Title: CHANGES IN RESPIRATORY QUOTIENT AND GENE EXPRESSION IN MEGACHILE ROTUNDATA PREPUPAE DURING THE TRANSITION FROM DIAPAUSE TO POSTDIAPAUSE AT A CONSTANT 4°C Authors
Submitted to: Meeting Abstract
Publication Type: Abstract Only
Publication Acceptance Date: March 20, 2006
Publication Date: May 20, 2006
Citation: Yocum, G.D., Kemp, W.P., Bosch, J., Knoblett, J.N. 2006. Changes in respiratory quotient and gene expression in Megachile rotundata prepupae during the transition from diapause to postdiapause at a constant 4 deg. C. [abstract]. 5th International Symposium on Molecular Insect Science. p. 93. Technical Abstract: Predicting pest emergence dates and forecasting crop damage levels require knowledge of the diapause termination date. This varies regionally and yearly based on environmental conditions. Similarly, synchronizing the emergence of managed pollinating solitary bees with the peak bloom of target crops is central for developing these pollinators in North America. To better understand diapause termination in M. rotundata in order to predict termination date and post diapause development under field conditions, and to be able to manipulate the termination date to match the bees’ emergence with the peak bloom of target crops, we initiated a series of investigations. In the first study, we examined gene expression and respiration patterns in field maintained bees. This study demonstrated that there is no sudden transition between diapause and post diapause development. Because of the complexity of multiple variables in field experiments, we next asked the question, “Can a simple constant low temperature treatment be used to accurately model gene expression and respiration patterns of field maintained insects?” The results of current investigation indicate that the level of gene expression for selected genes in diapausing and post-diapause bees is highly influenced by their thermal history.

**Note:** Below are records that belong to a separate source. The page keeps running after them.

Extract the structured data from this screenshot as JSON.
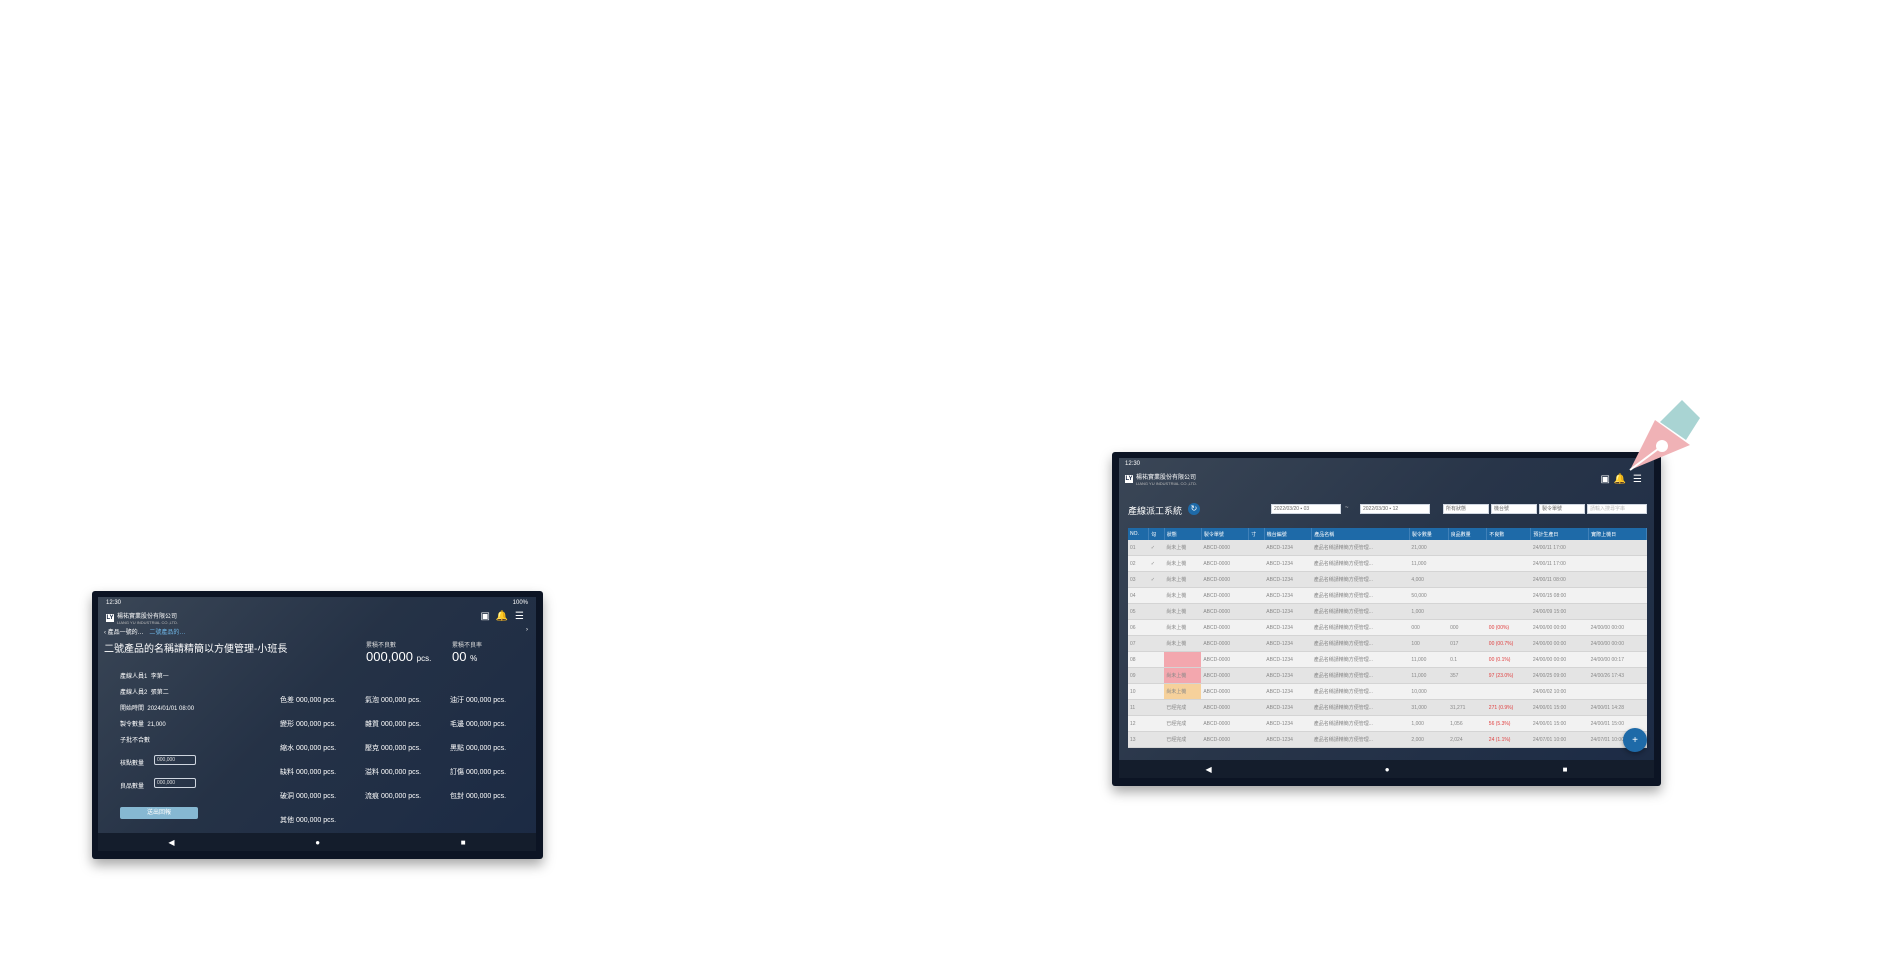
{
  "tablet1": {
    "time": "12:30",
    "battery": "100%",
    "company": "楊祐實業股份有限公司",
    "company_en": "LIANG YU INDUSTRIAL CO.,LTD.",
    "breadcrumb_1": "產品一號的…",
    "breadcrumb_2": "二號產品的…",
    "title": "二號產品的名稱請精簡以方便管理-小班長",
    "defect_count_label": "累積不良數",
    "defect_count": "000,000",
    "defect_count_unit": "pcs.",
    "defect_rate_label": "累積不良率",
    "defect_rate": "00",
    "defect_rate_unit": "%",
    "info": [
      {
        "label": "產線人員1",
        "value": "李第一"
      },
      {
        "label": "產線人員2",
        "value": "張第二"
      },
      {
        "label": "開始時間",
        "value": "2024/01/01 08:00"
      },
      {
        "label": "製令數量",
        "value": "21,000"
      },
      {
        "label": "子批不合數",
        "value": ""
      }
    ],
    "count_label": "核點數量",
    "count_placeholder": "000,000",
    "good_label": "良品數量",
    "good_placeholder": "000,000",
    "submit": "送出回報",
    "defects": [
      [
        "色差 000,000 pcs.",
        "氣泡 000,000 pcs.",
        "油汙 000,000 pcs."
      ],
      [
        "變形 000,000 pcs.",
        "雜質 000,000 pcs.",
        "毛邊 000,000 pcs."
      ],
      [
        "縮水 000,000 pcs.",
        "壓克 000,000 pcs.",
        "黑點 000,000 pcs."
      ],
      [
        "缺料 000,000 pcs.",
        "溢料 000,000 pcs.",
        "訂傷 000,000 pcs."
      ],
      [
        "破洞 000,000 pcs.",
        "流痕 000,000 pcs.",
        "包封 000,000 pcs."
      ],
      [
        "其他 000,000 pcs.",
        "",
        ""
      ]
    ]
  },
  "tablet2": {
    "time": "12:30",
    "company": "楊祐實業股份有限公司",
    "company_en": "LIANG YU INDUSTRIAL CO.,LTD.",
    "title": "產線派工系統",
    "date_from": "2022/03/20",
    "date_from_day": "03",
    "date_to": "2022/03/30",
    "date_to_day": "12",
    "filter_status": "所有狀態",
    "filter_machine": "機台號",
    "filter_order": "製令單號",
    "search_placeholder": "請輸入搜尋字串",
    "columns": [
      "NO.",
      "勾",
      "狀態",
      "製令單號",
      "寸",
      "機台編號",
      "產品名稱",
      "製令數量",
      "良品數量",
      "不良數",
      "預計生產日",
      "實際上機日"
    ],
    "rows": [
      [
        "01",
        "✓",
        "尚未上機",
        "ABCD-0000",
        "",
        "ABCD-1234",
        "產品名稱請精簡方便管理...",
        "21,000",
        "",
        "",
        "24/00/11 17:00",
        ""
      ],
      [
        "02",
        "✓",
        "尚未上機",
        "ABCD-0000",
        "",
        "ABCD-1234",
        "產品名稱請精簡方便管理...",
        "11,000",
        "",
        "",
        "24/00/11 17:00",
        ""
      ],
      [
        "03",
        "✓",
        "尚未上機",
        "ABCD-0000",
        "",
        "ABCD-1234",
        "產品名稱請精簡方便管理...",
        "4,000",
        "",
        "",
        "24/00/11 08:00",
        ""
      ],
      [
        "04",
        "",
        "尚未上機",
        "ABCD-0000",
        "",
        "ABCD-1234",
        "產品名稱請精簡方便管理...",
        "50,000",
        "",
        "",
        "24/00/15 08:00",
        ""
      ],
      [
        "05",
        "",
        "尚未上機",
        "ABCD-0000",
        "",
        "ABCD-1234",
        "產品名稱請精簡方便管理...",
        "1,000",
        "",
        "",
        "24/00/09 15:00",
        ""
      ],
      [
        "06",
        "",
        "尚未上機",
        "ABCD-0000",
        "",
        "ABCD-1234",
        "產品名稱請精簡方便管理...",
        "000",
        "000",
        "00 (00%)",
        "24/00/00 00:00",
        "24/00/00 00:00"
      ],
      [
        "07",
        "",
        "尚未上機",
        "ABCD-0000",
        "",
        "ABCD-1234",
        "產品名稱請精簡方便管理...",
        "100",
        "017",
        "00 (00.7%)",
        "24/00/00 00:00",
        "24/00/00 00:00"
      ],
      [
        "08",
        "",
        "",
        "ABCD-0000",
        "",
        "ABCD-1234",
        "產品名稱請精簡方便管理...",
        "11,000",
        "0.1",
        "00 (0.1%)",
        "24/00/00 00:00",
        "24/00/00 00:17"
      ],
      [
        "09",
        "",
        "尚未上機",
        "ABCD-0000",
        "",
        "ABCD-1234",
        "產品名稱請精簡方便管理...",
        "11,000",
        "357",
        "97 (23.0%)",
        "24/00/25 09:00",
        "24/00/26 17:43"
      ],
      [
        "10",
        "",
        "尚未上機",
        "ABCD-0000",
        "",
        "ABCD-1234",
        "產品名稱請精簡方便管理...",
        "10,000",
        "",
        "",
        "24/00/02 10:00",
        ""
      ],
      [
        "11",
        "",
        "已經完成",
        "ABCD-0000",
        "",
        "ABCD-1234",
        "產品名稱請精簡方便管理...",
        "31,000",
        "31,271",
        "271 (0.9%)",
        "24/00/01 15:00",
        "24/00/01 14:28"
      ],
      [
        "12",
        "",
        "已經完成",
        "ABCD-0000",
        "",
        "ABCD-1234",
        "產品名稱請精簡方便管理...",
        "1,000",
        "1,056",
        "56 (5.3%)",
        "24/00/01 15:00",
        "24/00/01 15:00"
      ],
      [
        "13",
        "",
        "已經完成",
        "ABCD-0000",
        "",
        "ABCD-1234",
        "產品名稱請精簡方便管理...",
        "2,000",
        "2,024",
        "24 (1.1%)",
        "24/07/01 10:00",
        "24/07/01 10:00"
      ]
    ],
    "fab_label": "+"
  },
  "colors": {
    "header": "#1e6aa8",
    "danger_row": "#f3a7ae",
    "warn_row": "#f6d19b",
    "defect_text": "#e04040"
  }
}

Based on our observations of the prolonged elevated levels of HSP70 expression and differences in expression patterns of HSP90, HSC70 and actin as compared to field collected bees we conclude the following: 1) A constant low-temperature regime is not an accurate model for gene expression and respiration patterns of field-collected insects; 2) Examining diapause development at several levels (e.g., organismal and molecular) and under different environmental regimes will allow us to tease apart the different components of diapause development.